THE AMAZING & VERSATILE ENTRENCHING TOOL

 




                

Most of my time was spent patrolling around LZ Ross or LZ Baldy while in Vietnam.  I was with the Marine Corps, Lima 3/7 in 1970 and my squad spent almost all of our time on patrols.  If you were in the rear at the LZ for any reason other than to recuperate from patrols, you almost always had night guard duty, and I really hated that.  Squinting through those ghost-like, green, night-vision goggles was pure torture for me and I just couldn't stand being on night guard duty.  So if you got sick out on patrol or even medevac'd to the rear and weren't almost dead, you had to stand guard duty at night. 

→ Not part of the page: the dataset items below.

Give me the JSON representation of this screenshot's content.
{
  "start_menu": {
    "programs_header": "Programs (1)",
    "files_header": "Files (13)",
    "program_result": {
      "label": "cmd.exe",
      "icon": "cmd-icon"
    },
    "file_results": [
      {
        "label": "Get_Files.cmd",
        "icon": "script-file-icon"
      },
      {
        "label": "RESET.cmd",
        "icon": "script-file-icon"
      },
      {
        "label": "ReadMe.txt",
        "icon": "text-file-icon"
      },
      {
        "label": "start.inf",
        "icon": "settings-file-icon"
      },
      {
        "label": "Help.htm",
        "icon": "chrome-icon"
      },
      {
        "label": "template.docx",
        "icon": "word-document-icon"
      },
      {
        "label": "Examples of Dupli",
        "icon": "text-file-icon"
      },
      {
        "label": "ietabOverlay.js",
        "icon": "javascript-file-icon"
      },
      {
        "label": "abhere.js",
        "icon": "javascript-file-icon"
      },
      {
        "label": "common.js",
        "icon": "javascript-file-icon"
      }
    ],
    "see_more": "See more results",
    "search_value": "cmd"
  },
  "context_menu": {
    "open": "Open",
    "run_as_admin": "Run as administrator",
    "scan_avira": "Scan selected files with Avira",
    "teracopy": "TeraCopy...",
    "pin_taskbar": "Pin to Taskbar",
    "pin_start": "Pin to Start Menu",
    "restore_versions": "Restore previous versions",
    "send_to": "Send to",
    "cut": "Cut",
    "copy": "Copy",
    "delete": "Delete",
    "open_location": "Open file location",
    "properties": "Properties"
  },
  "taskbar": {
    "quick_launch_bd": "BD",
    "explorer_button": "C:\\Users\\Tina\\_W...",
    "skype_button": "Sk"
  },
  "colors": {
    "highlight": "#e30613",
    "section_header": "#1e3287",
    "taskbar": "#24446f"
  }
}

Early on in my tour of duty one evening out in the field, I am preparing my sleeping quarters for the night which consisted of a heavy-duty dark green poncho for a roof, held up by four freshly cut bamboo sticks.   I normally used my entrenching tool to dig fox holes but that particular evening I got the bright idea of using my entrenching tool as an ax since I didn't carry a hatchet with me and was wearing out some fresh bamboo stalks by bending the bamboo stalks to the ground and holding them down with one foot and balancing with the other foot.  As I got to the fourth and last stick, I increased my adrenaline to finish the job and pounded the bamboo hard with my entrenching tool which was barely sharp enough to cut dirt,  but on  the last hit, it came bouncing off that last bamboo stick right into my shin bone.   We were out in an area where the enemy could hear us and so I crumpled to the ground, grabbing my injured leg.  As I went to the ground, I stifled a banshee-like scream and groaned and moaned very earnestly for about 5 minutes.   After about 10 minutes, the pain had subsided a bit so I didn’t want to call the Corpsman partly out of embarrassment but mainly because I didn't want to be medevac'd for such a silly mistake and hoped that I would be fine.  After all it was just a little pain. (Uggh, I can almost feel it today which is December 14, 2016) Still, I managed to fall asleep somehow.

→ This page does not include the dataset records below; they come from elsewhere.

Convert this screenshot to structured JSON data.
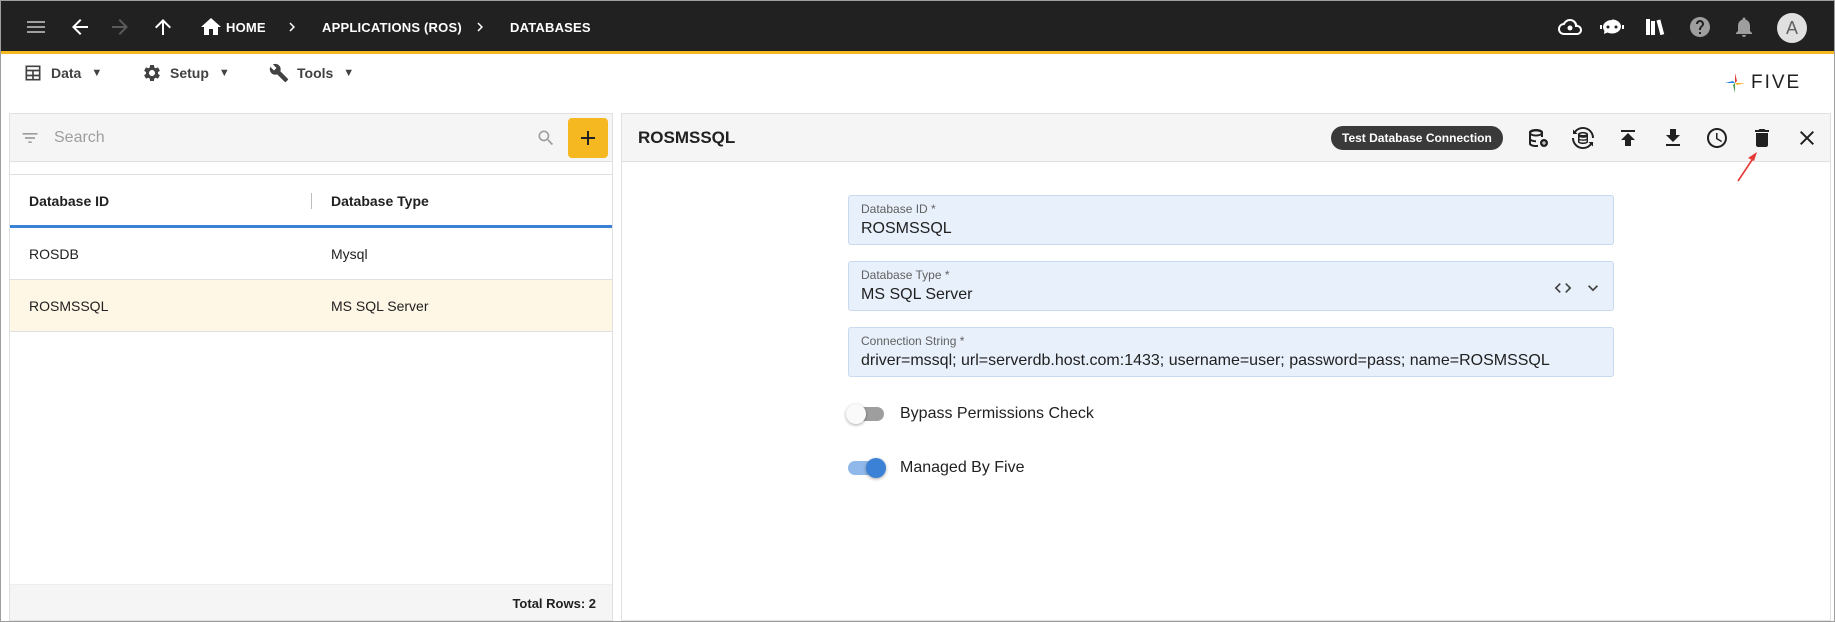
{
  "topbar": {
    "breadcrumbs": [
      "HOME",
      "APPLICATIONS (ROS)",
      "DATABASES"
    ],
    "avatar_letter": "A"
  },
  "menus": [
    {
      "label": "Data",
      "icon": "table-icon"
    },
    {
      "label": "Setup",
      "icon": "gear-icon"
    },
    {
      "label": "Tools",
      "icon": "tools-icon"
    }
  ],
  "logo": {
    "text": "FIVE"
  },
  "list": {
    "search_placeholder": "Search",
    "columns": [
      "Database ID",
      "Database Type"
    ],
    "rows": [
      {
        "id": "ROSDB",
        "type": "Mysql",
        "selected": false
      },
      {
        "id": "ROSMSSQL",
        "type": "MS SQL Server",
        "selected": true
      }
    ],
    "total_rows": "Total Rows: 2"
  },
  "detail": {
    "title": "ROSMSSQL",
    "test_button": "Test Database Connection",
    "fields": {
      "database_id": {
        "label": "Database ID *",
        "value": "ROSMSSQL"
      },
      "database_type": {
        "label": "Database Type *",
        "value": "MS SQL Server"
      },
      "connection_string": {
        "label": "Connection String *",
        "value": "driver=mssql; url=serverdb.host.com:1433; username=user; password=pass; name=ROSMSSQL"
      }
    },
    "toggles": {
      "bypass": {
        "label": "Bypass Permissions Check",
        "on": false
      },
      "managed": {
        "label": "Managed By Five",
        "on": true
      }
    }
  },
  "colors": {
    "accent": "#f5b820",
    "primary": "#3b82d6",
    "selected_row": "#fff7e6",
    "annotation_arrow": "#e53935"
  }
}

We were physically fit, but it seemed like I was always tired.  Being stressed out 24 hours a day can do that to you.  We ate the best C-Rations the government could buy so I was never hungry, and they provided energy for our job.   The next morning, I woke very quickly, wincing in pain as I tried to stand but was unable to do so.   I sat back down and reluctantly told my buddy to send the Corpsman over to me because I knew I couldn’t endure this much longer. As I waited for the Corpsman, all I could think about was that we had been out on patrol for 13 days and we were going back to the LZ the following day.  If I got medevac'd back right then, they would have me standing wretched guard at night and I truly despised that.  As the Corpsman raised my baggy camouflaged pants leg, I saw what was causing my pain.  The entrenching too, while it had not caused a lot of bleeding, it had made a small dent in my shin bone and now my lower leg was twice its normal diameter.  Infection had set in the Corpsman recommended medevac, but I told him I won’t go, and he had to do whatever he had to do to allow me to stay in the field one more day so that I wouldn’t have to stand guard duty when I got back to the rear.  So he gave me what I think was a penicillin shot for the infection and a very weak pain pill but it helped me to stay out for that one extra day so that I could enjoy my rest back at the LZ without doing that despicable guard duty at night.  And that's how the entrenching tool lost me as a friend.